Aku pun berjalan diikuti bocah itu dari belakang yang membawakan kantong
belanjaanku sambil menundukkan wajahnya, mungkin dia masih merasa bersalah
atas apa yang dia lakukan terhadapku kemarin, dan aku yakin dia juga masih takut
dengan pelajaran yang dia dapatkan dari pak samsul, tapi kalau dipikir-pikir lagi,
menurutku itu semua juga bukan sepenuhnya kesalahan dia namun karena ada
sedikit salah sangka, tapi yasudah lah, yang lalu biarlah berlalu,
Saat di depan pasar, suasana sudah sedikit lenggang, aku pun berjalan di samping
bocah itu, kuperhatikan walaupun usianya masih remaja namun dia ternyata cukup
rajin mau membantu budenya berjualan di pasar, melihat tampangnya aku jadi
kasihan juga, padahal di usianya saat ini seharusnya dia fokus bersekolah dan
bermain bersama teman-teman sebayanya,
"berat gak,?" tanyaku mencoba membuka pembicaraan,
"eng.. enggak kok bu, saya udah biasa," jawabnya belum berani menatapku,
walaupun terkadang sambil berjalan dia sesekali melirik ke arahku,
Setelah sampai diujung pasar di tempat aku biasa menunggu pak samsul, kami
berdua pun berhenti, aku mengambil ponsel dari dalam tas untuk mengirim pesan
kepada pak samsul untuk segera menjemput dan mengantarkan aku pulang, aku
pun meminta panjul untuk menemaniku sebentar sambil menunggu pak samsul
datang,
"makasih banyak yah.. kalo gak ada kamu tadi aku bingung gimana bawa belanjaan
sebanyak itu," ucapku untuk menghiburnya dan menghilangkan rasa canggungnya
terhadapku, sebagai bentuk rasa terima kasihku dan upah atas jasanya, aku pun
memberikan dia selembar uang, "ini buat kamu," ucapku tersenyum sembari
menyodorkan uang,
"emm.. gak usah buu, terima kasih, lagian juga itu kebanyakan, saya gak punya
kembaliannya," ucapnya menolak dengan sopan,
"ini untuk kamu semua kok, tolong kamu terima yaa," bujuk ku lagi,
"aku ikhlas kok bawain belanjaan ibu," balasnya.

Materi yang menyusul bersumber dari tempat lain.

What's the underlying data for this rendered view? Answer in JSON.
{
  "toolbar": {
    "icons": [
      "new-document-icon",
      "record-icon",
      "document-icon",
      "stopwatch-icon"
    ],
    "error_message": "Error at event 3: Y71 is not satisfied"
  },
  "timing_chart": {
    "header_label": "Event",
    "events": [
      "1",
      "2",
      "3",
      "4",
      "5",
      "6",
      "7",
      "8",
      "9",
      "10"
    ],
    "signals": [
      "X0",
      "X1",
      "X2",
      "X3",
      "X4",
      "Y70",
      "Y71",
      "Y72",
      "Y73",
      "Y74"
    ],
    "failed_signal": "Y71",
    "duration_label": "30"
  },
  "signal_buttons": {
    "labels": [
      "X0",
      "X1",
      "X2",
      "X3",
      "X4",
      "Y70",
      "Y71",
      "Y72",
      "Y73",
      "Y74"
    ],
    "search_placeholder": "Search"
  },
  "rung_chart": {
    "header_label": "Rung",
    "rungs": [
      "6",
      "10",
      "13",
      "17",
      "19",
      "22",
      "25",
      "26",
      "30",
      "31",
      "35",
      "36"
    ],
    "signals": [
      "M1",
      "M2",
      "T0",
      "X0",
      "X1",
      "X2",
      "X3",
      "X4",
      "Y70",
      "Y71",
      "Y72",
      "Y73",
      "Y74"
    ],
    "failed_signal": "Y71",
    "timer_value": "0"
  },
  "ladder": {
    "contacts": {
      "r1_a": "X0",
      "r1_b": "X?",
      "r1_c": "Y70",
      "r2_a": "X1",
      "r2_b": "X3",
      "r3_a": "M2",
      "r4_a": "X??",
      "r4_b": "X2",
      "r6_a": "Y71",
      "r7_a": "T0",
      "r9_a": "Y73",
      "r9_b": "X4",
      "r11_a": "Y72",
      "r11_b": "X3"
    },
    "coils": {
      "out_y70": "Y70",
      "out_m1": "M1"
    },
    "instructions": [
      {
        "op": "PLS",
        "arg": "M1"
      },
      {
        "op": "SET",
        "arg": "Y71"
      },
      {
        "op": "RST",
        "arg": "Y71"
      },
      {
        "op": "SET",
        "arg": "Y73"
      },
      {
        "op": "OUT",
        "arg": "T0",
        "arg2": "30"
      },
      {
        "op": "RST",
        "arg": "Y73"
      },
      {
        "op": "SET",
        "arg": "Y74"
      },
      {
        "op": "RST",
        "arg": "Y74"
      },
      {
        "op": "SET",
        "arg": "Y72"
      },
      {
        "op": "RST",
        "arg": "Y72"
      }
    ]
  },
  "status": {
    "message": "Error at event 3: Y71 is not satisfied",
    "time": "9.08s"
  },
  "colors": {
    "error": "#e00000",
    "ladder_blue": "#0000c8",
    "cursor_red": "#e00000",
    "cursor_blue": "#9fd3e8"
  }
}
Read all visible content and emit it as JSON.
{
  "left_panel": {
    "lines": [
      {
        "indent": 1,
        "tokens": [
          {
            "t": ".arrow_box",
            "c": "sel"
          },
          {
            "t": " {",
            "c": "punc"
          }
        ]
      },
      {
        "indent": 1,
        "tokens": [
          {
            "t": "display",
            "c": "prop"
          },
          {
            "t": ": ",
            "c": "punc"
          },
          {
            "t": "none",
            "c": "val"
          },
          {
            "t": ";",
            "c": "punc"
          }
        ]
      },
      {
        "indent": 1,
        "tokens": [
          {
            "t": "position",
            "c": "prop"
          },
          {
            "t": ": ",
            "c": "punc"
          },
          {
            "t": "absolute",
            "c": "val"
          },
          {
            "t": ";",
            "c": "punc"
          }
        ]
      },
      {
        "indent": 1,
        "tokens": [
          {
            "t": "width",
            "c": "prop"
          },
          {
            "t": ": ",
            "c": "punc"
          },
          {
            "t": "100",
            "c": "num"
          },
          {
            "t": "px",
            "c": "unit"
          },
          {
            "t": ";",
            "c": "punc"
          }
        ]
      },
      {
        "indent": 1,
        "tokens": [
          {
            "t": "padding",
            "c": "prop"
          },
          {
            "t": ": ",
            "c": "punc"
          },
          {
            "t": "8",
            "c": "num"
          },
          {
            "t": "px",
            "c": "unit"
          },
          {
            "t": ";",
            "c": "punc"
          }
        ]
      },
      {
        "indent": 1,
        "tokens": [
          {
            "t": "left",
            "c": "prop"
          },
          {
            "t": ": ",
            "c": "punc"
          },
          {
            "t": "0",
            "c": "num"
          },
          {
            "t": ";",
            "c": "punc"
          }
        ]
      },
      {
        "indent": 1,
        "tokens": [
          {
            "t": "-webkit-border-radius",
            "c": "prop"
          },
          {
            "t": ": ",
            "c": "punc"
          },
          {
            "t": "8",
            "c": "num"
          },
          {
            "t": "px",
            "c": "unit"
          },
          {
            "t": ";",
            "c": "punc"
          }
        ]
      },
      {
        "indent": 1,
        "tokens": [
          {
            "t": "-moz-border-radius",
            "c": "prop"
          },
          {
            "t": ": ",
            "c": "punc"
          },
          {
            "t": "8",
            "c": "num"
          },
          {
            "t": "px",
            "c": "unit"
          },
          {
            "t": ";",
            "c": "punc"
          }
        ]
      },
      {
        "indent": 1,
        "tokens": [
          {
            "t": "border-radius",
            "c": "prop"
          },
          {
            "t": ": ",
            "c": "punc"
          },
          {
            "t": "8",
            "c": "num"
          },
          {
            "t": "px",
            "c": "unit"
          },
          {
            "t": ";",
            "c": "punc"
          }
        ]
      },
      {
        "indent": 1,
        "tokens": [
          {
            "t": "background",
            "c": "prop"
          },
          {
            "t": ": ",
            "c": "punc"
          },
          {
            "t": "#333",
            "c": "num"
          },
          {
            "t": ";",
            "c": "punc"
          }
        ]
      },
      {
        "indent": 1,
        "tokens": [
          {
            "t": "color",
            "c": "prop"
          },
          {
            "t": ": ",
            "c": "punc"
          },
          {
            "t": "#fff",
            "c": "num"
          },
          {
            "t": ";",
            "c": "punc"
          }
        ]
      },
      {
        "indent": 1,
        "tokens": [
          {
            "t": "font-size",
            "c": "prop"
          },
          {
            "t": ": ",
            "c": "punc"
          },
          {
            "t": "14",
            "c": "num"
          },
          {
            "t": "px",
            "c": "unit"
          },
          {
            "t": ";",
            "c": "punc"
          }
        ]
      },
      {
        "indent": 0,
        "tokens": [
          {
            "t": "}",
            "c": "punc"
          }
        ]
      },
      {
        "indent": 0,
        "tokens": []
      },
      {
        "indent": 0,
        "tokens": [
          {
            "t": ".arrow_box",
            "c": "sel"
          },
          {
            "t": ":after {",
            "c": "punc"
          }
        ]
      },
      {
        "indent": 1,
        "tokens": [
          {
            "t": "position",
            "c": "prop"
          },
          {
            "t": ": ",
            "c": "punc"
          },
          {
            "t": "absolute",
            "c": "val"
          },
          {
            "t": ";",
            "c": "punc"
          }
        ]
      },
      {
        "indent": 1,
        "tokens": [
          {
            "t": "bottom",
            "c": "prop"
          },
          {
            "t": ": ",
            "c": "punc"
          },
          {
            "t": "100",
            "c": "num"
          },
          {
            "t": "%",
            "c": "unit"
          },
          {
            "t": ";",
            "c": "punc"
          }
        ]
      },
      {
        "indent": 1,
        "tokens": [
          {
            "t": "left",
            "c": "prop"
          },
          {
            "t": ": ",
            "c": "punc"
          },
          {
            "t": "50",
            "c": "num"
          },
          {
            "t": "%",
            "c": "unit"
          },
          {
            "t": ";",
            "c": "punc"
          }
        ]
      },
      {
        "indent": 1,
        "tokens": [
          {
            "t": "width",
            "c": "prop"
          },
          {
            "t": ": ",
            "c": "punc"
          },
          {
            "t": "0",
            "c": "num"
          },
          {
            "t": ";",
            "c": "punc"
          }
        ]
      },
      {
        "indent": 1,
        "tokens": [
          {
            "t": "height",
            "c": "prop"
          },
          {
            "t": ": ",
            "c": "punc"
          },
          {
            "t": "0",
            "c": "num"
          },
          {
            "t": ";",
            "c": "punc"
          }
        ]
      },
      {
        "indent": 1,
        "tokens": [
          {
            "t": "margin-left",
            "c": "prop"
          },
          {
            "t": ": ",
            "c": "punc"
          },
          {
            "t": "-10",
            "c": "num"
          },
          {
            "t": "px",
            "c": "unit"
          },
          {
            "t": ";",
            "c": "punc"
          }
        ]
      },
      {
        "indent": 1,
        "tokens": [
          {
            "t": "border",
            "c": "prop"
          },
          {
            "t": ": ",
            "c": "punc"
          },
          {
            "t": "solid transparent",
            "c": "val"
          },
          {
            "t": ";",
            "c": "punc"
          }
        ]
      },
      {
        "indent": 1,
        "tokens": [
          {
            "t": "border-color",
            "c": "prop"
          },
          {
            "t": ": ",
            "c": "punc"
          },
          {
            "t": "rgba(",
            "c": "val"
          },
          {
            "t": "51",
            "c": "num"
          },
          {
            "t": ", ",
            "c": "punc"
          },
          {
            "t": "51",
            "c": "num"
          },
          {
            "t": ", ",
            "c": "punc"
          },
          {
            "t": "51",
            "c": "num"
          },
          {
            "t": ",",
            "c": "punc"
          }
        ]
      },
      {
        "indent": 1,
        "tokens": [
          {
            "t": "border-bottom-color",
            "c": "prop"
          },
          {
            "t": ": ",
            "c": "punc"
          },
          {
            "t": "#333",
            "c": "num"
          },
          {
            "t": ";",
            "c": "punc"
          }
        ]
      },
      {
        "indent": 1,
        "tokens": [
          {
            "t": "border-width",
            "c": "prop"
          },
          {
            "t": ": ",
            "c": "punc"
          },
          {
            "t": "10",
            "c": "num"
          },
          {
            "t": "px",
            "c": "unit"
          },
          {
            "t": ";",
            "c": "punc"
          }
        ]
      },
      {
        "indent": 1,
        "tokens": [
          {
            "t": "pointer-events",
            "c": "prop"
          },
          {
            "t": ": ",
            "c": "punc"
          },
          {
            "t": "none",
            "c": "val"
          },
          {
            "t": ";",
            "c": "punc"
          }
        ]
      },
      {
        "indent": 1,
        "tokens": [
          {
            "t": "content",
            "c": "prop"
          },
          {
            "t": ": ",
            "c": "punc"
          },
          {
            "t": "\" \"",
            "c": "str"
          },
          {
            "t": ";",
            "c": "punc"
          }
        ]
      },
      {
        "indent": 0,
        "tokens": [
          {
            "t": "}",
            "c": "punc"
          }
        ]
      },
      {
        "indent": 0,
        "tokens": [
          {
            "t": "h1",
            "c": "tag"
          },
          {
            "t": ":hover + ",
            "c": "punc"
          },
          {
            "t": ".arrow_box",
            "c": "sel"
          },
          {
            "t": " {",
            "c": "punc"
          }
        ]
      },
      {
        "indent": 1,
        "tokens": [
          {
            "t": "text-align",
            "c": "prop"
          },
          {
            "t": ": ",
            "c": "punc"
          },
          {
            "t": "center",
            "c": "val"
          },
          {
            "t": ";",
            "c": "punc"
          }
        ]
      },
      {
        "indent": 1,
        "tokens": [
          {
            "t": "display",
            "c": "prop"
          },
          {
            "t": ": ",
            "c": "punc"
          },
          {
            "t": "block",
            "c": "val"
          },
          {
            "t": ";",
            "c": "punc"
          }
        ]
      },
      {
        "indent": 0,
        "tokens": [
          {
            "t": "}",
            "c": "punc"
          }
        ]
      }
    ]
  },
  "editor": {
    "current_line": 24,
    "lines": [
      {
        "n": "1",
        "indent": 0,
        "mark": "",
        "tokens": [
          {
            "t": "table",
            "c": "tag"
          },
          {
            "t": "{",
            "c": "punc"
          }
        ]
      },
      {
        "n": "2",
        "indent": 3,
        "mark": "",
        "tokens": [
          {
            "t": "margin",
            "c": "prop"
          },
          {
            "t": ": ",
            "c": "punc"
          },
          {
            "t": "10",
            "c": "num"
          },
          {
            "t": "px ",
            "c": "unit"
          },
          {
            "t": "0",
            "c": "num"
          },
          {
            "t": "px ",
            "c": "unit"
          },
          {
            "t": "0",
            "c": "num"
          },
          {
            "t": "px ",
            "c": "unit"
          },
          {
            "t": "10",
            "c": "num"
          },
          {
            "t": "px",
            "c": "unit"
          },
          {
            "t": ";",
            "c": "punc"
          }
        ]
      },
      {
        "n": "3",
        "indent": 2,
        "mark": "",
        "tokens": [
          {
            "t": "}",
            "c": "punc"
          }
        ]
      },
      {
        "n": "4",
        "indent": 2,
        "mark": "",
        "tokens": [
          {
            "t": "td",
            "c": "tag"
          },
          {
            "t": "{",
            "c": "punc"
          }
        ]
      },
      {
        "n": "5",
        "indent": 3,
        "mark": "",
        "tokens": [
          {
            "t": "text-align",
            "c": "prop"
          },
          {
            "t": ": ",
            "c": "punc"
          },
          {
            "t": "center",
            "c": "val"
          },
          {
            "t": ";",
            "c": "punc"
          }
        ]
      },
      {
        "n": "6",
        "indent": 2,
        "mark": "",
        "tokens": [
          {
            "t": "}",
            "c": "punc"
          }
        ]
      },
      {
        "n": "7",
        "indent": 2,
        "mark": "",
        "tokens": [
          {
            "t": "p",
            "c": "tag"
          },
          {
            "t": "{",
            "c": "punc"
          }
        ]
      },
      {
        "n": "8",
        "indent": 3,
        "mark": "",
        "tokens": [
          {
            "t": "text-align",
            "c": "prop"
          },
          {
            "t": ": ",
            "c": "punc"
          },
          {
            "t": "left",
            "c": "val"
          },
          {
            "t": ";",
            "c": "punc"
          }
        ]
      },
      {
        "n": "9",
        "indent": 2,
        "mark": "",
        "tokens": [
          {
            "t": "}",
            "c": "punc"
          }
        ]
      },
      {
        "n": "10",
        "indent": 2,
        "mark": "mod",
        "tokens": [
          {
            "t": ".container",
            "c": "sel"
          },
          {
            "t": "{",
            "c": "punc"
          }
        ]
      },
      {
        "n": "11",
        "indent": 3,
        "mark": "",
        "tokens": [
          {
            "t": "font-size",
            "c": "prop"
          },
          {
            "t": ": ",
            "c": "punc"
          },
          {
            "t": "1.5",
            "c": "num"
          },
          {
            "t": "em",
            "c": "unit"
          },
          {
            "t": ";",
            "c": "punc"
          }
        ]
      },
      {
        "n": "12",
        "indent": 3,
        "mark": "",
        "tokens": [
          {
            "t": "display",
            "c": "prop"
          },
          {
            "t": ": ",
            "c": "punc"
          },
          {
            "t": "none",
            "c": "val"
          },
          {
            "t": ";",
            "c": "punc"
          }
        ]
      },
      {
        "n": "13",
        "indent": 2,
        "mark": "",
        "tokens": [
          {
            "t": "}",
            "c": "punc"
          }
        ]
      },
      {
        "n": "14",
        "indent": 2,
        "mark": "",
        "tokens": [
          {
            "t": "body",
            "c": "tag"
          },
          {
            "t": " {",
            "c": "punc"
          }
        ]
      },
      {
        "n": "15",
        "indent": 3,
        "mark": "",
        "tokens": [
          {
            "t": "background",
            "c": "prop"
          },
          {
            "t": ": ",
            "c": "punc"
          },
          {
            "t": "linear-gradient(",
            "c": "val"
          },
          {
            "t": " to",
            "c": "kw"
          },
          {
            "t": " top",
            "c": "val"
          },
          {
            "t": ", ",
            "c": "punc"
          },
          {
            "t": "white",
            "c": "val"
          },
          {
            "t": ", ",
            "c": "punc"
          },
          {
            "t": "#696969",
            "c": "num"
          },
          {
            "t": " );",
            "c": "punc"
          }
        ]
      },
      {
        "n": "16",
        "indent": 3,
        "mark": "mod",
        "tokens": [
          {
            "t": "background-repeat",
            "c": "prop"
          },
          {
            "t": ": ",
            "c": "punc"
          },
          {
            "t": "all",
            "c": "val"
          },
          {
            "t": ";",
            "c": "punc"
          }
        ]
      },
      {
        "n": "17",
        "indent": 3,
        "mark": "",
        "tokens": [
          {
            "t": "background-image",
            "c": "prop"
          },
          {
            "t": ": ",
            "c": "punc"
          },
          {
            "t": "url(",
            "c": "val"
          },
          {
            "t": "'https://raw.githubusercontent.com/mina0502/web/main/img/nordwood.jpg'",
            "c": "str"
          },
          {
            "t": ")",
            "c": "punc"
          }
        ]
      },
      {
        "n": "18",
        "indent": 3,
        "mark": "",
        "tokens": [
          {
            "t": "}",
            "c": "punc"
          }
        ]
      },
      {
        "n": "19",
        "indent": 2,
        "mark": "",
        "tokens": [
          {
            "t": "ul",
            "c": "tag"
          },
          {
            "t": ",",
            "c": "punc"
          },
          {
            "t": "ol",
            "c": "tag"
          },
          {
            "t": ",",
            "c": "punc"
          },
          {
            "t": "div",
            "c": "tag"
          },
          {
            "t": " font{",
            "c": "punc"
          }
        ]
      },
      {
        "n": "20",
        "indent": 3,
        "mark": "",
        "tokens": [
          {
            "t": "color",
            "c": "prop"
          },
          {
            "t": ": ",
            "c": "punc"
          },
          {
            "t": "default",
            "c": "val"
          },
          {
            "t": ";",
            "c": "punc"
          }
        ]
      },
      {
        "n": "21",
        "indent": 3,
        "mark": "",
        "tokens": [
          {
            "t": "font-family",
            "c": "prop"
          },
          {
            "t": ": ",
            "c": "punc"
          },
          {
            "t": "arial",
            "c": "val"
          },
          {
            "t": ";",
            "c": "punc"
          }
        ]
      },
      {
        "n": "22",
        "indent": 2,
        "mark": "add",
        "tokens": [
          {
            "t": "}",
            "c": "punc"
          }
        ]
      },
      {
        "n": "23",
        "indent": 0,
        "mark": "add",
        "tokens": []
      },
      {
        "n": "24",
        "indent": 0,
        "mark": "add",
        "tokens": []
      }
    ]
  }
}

"kamu masih kepikiran yang kemarin ya,? aku beneran udah maafin kamu kok,
lagian aku juga yang salah, ngapain sore-sore masuk ke dalem pasar sendirian,
hihihi.." ujarku menghiburnya,
"iya buu, sekali lagi saya minta maaf, saya bener-bener enggak tau," jawabnya
sambil tertunduk penuh penyesalan, ternyata benar dugaanku jika dia masih merasa
bersalah atas insiden kemarin,
"yaudah.. kejadian kemarin kita lupain aja, anggap aja enggak pernah kejadian, yang
penting kamunya janji gak akan ngelakuin hal yang kayak gitu lagi," ucapku sedikit
memberi nasihat,
"iya bu, saya janji gak akan kayak gitu lagi," jawabnya,
"nah.. sekarang ini kamu terima ya, karena kamu udah bantuin aku bawa belanjaan,
kalo kamu gak mau, aku gak jadi maafin kamu nih," bujukku lagi agar dia mau
menerima uang yang aku berikan,
"haduuhh.. gimana ya bu, beneran gak usah, terima kasih," ujarnya terus menolak,
"isshh.. udah nih buruan kantongin," aku meraih tangannya sambil memasang wajah
sedikit galak agar dia mau menerima uang pemberianku,
"duuhh.. terima kasih banyak ya bu," ucapnya merasa tidak enak,
"iya sama-sama, oh iya.. ngomong-ngomong kamu setiap hari ada di pasar,?"
tanyaku kemudian,
"enggak tiap hari kok bu, kadang-kadang aja, paling kalo lagi gak ada kerjaan di
pasar, yaa kadang saya ngamen, kadang markir juga," jawabnya.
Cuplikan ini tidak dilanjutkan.